On Thursday, March 16, 2017 at 5:10:24 PM UTC+1, Magnus wrote:
>
> Hello,
>
> I am evaluating the interplay of maven and eclipse with two simple 
> projects:
>
>    - a simple GWT application based on the one created with webAppCreator
>    - a simple library containing both, pure java code and GWT code 
>    
> During my evauation, I have seen several problems like this:
>
> After making changes to the app or the library, which is used by the app, 
> what should be done to get everything up to date?
>
>    - cd lib; mvn clean compile package install
>    or a subset of these?
>
>
the 'install' phase comes after 'package', which comes after 'compile', so 
"mvn clean install" is equivalent.
See 
https://maven.apache.org/guides/introduction/introduction-to-the-lifecycle.html
 

>
>    - cd app; mvn clean compile package gwt:devmode
>    or a subset of these?
>
> Same as above, 'compile' is redundant with 'package' (and 'gwt:devmode', 
see https://tbroyer.github.io/gwt-maven-plugin/devmode-mojo.html; 
gwt:devmode invokes 'process-classes', which comes after 'compile')
'package' should only be needed once (after a 'clean') and could be speed 
up by skipping the GWT compilation (when you want to overwrite the output 
with SDM's stub *.nocache.js anyway) with -Dgwt.compiler.skip.
"mvn gwt:devmode" should be enough most of the time, and from time to time 
"mvn clean package -Dgwt.compiler.skip" as an intermediate step.
And when you need to deploy a "production ready" artifact, then "mvn 
verify" (or "mvn package" if you don't have integration tests) and pick the 
WAR in the target/ folder.

But if the lib and app are part of the same "project" (same release 
cadence, etc.) then you'd better setup a multi-module build; then the "lib" 
could be resolved from the reactor when building "app" without the need to 
'install' it first.
Then you should only need to "mvn gwt:devmode" (devmode being configured in 
the root POM, not the GWT app; see my archetypes for examples of that) for 
the whole project (from time to time, "mvn clean package 
-Dgwt.compiler.skip").
 

> And in eclipse:
>
>    - lib project: refresh and/or Maven -> Update Project ... and/or GWT 
>    -> compile?
>    
> Refresh might be necessary if you changed files on disk outside Eclipse, 
but otherwise shouldn't be needed.
AFAIK, Maven → Update Project… is only necessary when making changes to the 
POM.
Libraries are by definition not GWT apps, so no GWT → compile here.

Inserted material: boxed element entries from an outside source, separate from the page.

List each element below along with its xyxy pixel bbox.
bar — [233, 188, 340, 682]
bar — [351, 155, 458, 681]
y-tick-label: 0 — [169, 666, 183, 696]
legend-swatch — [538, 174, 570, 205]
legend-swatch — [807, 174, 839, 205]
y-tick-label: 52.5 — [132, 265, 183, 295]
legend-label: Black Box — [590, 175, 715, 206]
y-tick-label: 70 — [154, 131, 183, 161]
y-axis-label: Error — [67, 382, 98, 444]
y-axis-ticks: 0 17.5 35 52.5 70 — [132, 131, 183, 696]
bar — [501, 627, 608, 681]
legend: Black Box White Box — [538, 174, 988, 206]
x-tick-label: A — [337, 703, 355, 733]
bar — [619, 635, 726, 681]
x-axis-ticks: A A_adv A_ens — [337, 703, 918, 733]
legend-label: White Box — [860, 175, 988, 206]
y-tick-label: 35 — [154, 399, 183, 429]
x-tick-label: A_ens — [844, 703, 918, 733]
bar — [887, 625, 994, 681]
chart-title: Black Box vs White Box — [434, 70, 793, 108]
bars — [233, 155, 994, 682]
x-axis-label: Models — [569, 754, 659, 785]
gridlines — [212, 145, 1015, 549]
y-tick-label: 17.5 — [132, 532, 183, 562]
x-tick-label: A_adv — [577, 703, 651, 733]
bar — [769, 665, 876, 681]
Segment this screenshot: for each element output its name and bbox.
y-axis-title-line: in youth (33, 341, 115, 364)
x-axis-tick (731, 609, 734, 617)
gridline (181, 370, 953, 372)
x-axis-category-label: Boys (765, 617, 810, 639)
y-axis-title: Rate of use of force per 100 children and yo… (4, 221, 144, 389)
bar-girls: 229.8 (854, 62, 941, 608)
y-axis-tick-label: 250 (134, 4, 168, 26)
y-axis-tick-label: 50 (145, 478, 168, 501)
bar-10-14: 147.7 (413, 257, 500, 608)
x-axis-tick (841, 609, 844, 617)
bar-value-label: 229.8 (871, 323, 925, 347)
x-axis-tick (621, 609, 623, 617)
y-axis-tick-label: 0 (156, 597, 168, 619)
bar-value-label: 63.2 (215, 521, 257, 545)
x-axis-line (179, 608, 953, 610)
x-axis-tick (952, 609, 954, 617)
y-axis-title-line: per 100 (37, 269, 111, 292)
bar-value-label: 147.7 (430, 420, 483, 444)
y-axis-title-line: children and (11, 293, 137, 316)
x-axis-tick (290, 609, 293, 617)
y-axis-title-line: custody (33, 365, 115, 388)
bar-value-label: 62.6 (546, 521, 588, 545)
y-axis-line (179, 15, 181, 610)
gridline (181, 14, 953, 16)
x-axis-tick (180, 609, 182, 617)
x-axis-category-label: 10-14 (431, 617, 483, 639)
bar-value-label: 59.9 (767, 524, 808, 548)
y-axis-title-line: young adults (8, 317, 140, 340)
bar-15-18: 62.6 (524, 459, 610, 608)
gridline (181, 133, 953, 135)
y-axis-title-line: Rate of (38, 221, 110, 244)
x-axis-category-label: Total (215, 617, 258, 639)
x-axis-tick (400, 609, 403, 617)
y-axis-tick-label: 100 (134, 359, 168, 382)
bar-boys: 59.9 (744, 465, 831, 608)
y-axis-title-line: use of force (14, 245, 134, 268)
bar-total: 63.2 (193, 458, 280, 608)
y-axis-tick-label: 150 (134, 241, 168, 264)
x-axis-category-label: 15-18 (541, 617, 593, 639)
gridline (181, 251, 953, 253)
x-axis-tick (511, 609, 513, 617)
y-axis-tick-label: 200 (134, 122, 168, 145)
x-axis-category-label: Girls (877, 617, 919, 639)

>    - app project: refresh and/or Maven -> Update Project ... and/or GWT 
>    -> compile?
>    
> Same as above.
Wrt GWT → compile, it depends what you want to achieve.
 

> Relating to the two projects in eclipse:
>
>    - should the library project be defined as a "required project" on the 
>    build path of the app project?
>
>
>    - should the jar file produced by the library project be added to the 
>    build path of the app project?
>    
> In essence: Should you "repeat" those dependencies in eclipse, allthough 
> they are already defined in the pom.xml files?
>

No; M2Eclipse should take care of that for you (and could possibly resolve 
the "lib" Maven dependency from the Eclipse workspace, as if you had a 
reactor build)

Basically, when using "smart" build tools like Maven or Gradle (and by that 
I mostly mean that the project configuration in the IDE –mostly build path– 
can be automatically inferred from the build "script"), your IDE becomes 
hardly more than a "smart text editor", providing syntax highlighting, 
completion, refactoring, etc.
With good plugins in the IDE (and I believe the GWT Eclipse Plugin is one 
of them), you can then also run things from the IDE without worrying about 
whether they're correctly configured, because the configuration comes from 
the project model (POM in the case of Maven).
If you don't "trust" your IDE, then you can delegate to the build tool 
instead (that's what I do; not that I do not "trust" my IDE, but why worry 
about whether your IDE configuration will work if you know the command line 
works? I know Brandon put a lot of effort on launching things within 
Eclipse, with possibly a better developer experience with auto-deploy on 
file change or things like that that you don't necessarily have with the 
command line tools; so "pick your poison")

For me, it's still unclear, how the development process looks like, 
> especially when you have a separate library project.
>

It depends if the library really is "separate" (i.e. *released* separately) 
or not.
Things are much easier with multi-module, reactor build. And you can 
actually use a reactor build to "bring together" separate projects.

So, actually, the problem is that there are many ways to work, some of them 
depend on project constraints, so it's hard to give generic advice.